If integration is summing many small piles, we have to figure out how big the piles are. Their height is usually given by a mathematical function, and our first example will be the same as in the Feynman trick article.
\[f(x) = \frac{x - 1}{\ln{x}}\]
This is to be integrated from zero to one, i.e. we want to know the size of the shaded area in the plot below. You can think of each column of shaded pixels as one pile, and we sum the size of all of them to get the total area.1 Of course, this is an svg image so there are no columns of pixels. Alternatively, the more we zoom in, the thinner the columns become – but the more of them there are. This is why we need integration: it’s dealing with the limit case of infinitely many, infinitely thin columns.
We could imagine drawing six random numbers between zero and one, and plotting piles of the corresponding height at those locations.
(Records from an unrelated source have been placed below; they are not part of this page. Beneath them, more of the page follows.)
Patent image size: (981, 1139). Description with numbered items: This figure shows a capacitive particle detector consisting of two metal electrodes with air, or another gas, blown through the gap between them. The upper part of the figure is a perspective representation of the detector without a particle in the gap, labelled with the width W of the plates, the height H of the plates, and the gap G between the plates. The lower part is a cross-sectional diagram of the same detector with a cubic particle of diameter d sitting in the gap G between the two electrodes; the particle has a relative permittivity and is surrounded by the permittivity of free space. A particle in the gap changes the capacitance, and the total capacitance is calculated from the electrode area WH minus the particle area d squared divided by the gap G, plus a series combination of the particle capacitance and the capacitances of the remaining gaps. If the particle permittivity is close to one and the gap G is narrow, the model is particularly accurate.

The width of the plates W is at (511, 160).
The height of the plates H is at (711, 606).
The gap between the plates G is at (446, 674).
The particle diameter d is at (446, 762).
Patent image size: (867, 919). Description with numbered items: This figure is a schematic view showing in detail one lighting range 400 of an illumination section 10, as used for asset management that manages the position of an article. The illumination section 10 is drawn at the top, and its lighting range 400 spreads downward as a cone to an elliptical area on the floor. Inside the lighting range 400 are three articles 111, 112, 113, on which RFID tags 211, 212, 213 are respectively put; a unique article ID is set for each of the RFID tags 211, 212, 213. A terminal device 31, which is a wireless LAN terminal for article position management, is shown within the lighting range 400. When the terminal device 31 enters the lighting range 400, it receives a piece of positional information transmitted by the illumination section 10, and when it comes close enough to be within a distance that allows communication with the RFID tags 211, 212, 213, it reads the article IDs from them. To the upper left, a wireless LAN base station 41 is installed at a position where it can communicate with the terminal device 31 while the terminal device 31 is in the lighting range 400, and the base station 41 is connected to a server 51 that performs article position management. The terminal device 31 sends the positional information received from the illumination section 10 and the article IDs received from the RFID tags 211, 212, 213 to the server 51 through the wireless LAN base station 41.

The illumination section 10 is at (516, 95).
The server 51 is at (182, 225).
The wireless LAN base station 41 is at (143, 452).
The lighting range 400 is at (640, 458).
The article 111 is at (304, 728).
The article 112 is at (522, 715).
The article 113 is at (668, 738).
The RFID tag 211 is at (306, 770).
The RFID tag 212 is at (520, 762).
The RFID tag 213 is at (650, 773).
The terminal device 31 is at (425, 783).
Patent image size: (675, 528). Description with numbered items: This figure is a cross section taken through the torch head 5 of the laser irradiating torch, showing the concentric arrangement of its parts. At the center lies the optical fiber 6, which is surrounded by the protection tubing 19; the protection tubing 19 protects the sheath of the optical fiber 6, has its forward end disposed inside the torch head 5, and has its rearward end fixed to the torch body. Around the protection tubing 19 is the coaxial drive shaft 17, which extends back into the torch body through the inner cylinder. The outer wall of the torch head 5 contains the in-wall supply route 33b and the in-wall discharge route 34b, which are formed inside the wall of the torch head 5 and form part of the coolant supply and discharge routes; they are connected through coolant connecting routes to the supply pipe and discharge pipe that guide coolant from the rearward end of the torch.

Since there are six piles, their width is one sixth of the width of the area we are integrating.
Even though some of these piles overlap by chance, and even though there are some random gaps between them, the sum of their areas (0.66) comes very close to the actual shaded area determined analytically (0.69). If we draw more piles, we have to make them correspondingly thinner, but the agreement between their sum and the total size of the area improves.
These are 100× as many piles, and they’re 1/100th as thick to compensate. Their total area is 0.70 – very close to 0.69. If we draw even more piles, we’ll get even closer.
This illustrates a neat correspondence between integrals and expected values. In the simple case, we can frame it mathematically as
\[\int_a^b f(x) \mathrm{d}x = E(f(x))\]
In words, this says that integrating the function \(f\) between \(a\) and \(b\) is the same as taking the expected value of \(f(x)\) at uniformly distributed random points between \(a\) and \(b\).